Mientras yo me imaginaba un día de coche y siestas épicas, papi decidió que quería explorar Cortina d’Ampezzo, ese sitio que suena como un helado caro. Cuando llegamos, nos encontramos con un caos de coches y humanos. No había ni un hueco para aparcar, y desde la cámper vimos cómo las calles bullían de actividad. A mí me pareció un hormiguero gigante, pero sin hormigas simpáticas, solo humanos estresados. Sin perder tiempo, giramos el volante hacia el oeste sin saber a dónde iríamos, confiando en el instinto aventurero (y en Google Maps).

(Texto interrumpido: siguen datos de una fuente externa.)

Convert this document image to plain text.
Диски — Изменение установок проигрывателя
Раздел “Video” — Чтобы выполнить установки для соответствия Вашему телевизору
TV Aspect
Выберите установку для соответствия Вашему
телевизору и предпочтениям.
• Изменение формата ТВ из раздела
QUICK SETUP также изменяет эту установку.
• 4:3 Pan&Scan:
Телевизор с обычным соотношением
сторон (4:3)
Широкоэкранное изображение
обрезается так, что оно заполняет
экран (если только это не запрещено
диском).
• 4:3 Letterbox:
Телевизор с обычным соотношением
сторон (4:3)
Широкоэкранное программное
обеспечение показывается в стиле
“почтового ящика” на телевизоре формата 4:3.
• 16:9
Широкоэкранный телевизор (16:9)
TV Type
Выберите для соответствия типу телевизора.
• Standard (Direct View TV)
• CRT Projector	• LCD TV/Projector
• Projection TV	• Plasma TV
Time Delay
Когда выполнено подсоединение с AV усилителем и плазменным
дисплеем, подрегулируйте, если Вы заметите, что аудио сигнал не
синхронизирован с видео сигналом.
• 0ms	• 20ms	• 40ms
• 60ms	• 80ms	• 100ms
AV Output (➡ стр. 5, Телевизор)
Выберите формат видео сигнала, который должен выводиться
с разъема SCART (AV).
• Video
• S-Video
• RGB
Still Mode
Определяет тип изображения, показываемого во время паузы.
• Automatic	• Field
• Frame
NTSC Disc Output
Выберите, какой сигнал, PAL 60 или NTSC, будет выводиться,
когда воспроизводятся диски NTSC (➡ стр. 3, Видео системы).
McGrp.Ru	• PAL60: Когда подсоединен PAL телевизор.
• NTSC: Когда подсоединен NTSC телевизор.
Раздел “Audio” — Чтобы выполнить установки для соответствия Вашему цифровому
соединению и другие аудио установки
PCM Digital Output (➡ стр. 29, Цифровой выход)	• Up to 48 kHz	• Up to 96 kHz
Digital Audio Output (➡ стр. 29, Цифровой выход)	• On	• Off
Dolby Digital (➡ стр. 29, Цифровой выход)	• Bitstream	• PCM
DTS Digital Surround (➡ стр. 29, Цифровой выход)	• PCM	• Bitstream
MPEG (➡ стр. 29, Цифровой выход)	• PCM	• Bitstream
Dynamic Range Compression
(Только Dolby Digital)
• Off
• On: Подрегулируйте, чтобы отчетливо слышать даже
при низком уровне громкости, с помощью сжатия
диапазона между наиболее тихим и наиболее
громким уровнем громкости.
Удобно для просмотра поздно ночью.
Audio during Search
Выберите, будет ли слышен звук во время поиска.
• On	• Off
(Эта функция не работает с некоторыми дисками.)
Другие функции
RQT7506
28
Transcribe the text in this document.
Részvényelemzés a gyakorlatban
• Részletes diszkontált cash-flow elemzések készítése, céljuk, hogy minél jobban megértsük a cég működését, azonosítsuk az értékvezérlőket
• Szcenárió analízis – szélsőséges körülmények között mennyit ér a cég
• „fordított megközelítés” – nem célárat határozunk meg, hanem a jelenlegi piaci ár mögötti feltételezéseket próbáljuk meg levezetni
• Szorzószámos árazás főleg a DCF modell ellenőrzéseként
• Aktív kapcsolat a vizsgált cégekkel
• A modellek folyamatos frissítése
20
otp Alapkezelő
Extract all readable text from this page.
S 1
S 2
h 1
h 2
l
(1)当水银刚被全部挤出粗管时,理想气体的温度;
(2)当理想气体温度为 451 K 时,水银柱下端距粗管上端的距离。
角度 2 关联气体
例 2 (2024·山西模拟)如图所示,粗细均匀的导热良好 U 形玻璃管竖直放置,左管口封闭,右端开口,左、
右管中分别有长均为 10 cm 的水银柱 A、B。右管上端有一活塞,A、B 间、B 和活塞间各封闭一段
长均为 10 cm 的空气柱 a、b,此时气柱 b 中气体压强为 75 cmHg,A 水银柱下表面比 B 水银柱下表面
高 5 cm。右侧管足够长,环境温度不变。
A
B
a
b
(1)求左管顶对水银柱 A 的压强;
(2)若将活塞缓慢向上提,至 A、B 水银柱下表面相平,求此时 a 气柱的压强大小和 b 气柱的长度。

Así acabamos en el Passo Valparola, un puerto de montaña que parecía sacado de una postal. Allí nos encontramos un edificio curioso, que resultó ser un museo de la Primera Guerra Mundial. Mientras papi admiraba el paisaje y yo me planteaba si echarme una siesta, aparecieron tres italianos que nos preguntaron si íbamos a subir al Sas de Stria. Papi, con su típica actitud de “yo puedo con todo”, dijo que no estaba seguro por la nieve, pero los italianos, con esa confianza típica de quien lleva botas secas, aseguraron que se podía. Así que... ¡a por ello!

Subimos acompañados de este trío: un hombre de la edad de papi y dos mujeres, que parecían sus acompañantes habituales (no pregunté detalles, soy perro, no cotilla). La nieve al principio parecía manejable, pero en cuanto di cuatro pasos, me hundí hasta las orejas. ¡Hasta las orejas! Me vi tan sepultado que pensé: “Chuly, aquí se acaba tu carrera aventurera”. Pero papi, con su arte para convencerme, me animó a seguir.

La subida era como una mezcla de historia y gimnasio extremo. Había trincheras y búnkeres de la Primera Guerra Mundial que aún resistían el paso del tiempo (y de los turistas), pero también nieve traicionera que nos hundía a cada paso. Papi, en un momento dado, desapareció hasta la cintura en un agujero blanco, y yo pensé: “¿Ahora quién me da de comer si no sale de ahí?”. Por suerte, logró escapar, aunque con las botas llenas de nieve y dignidad algo tocada.

No llegamos hasta la cima porque la trinchera que servía de camino estaba bloqueada por un muro de nieve que ni los italianos quisieron cruzar. Bajamos por donde habíamos venido, pero encontrar el camino de vuelta fue como resolver un rompecabezas en el Polo Norte. Incluso con mi olfato perruno, no fue fácil. Al llegar a la cá*mper, me lancé al asiento como quien se encuentra un sofá calentito después de un día en la nieve.

Desde allí, nos tocó una buena ruta de curvas y kilómetros, incluyendo el Passo Pordoi, con sus 27 curvas numeradas que te dejan mareado solo de pensarlo, y otros puertos de montaña que parecían no tener fin. Por el camino, atravesamos zonas de esquí llenas de gente (y sin un solo hueso en el suelo, qué decepción).

Cuando finalmente quisimos buscar dónde dormir, nos topamos con varios obstáculos: nieve bloqueando caminos, aparcamientos de pago y mucho frío. Al final, encontramos un lugar tranquilo, rodeado de nieve y silencio. Aquí estoy ahora, escribiendo esto mientras mis patitas se calientan y papi intenta secar sus botas en un rincón de la cámper. Ha sido un día de esos que te hacen amar la vida nómada, aunque mañana espero que toque menos nieve y más siestas.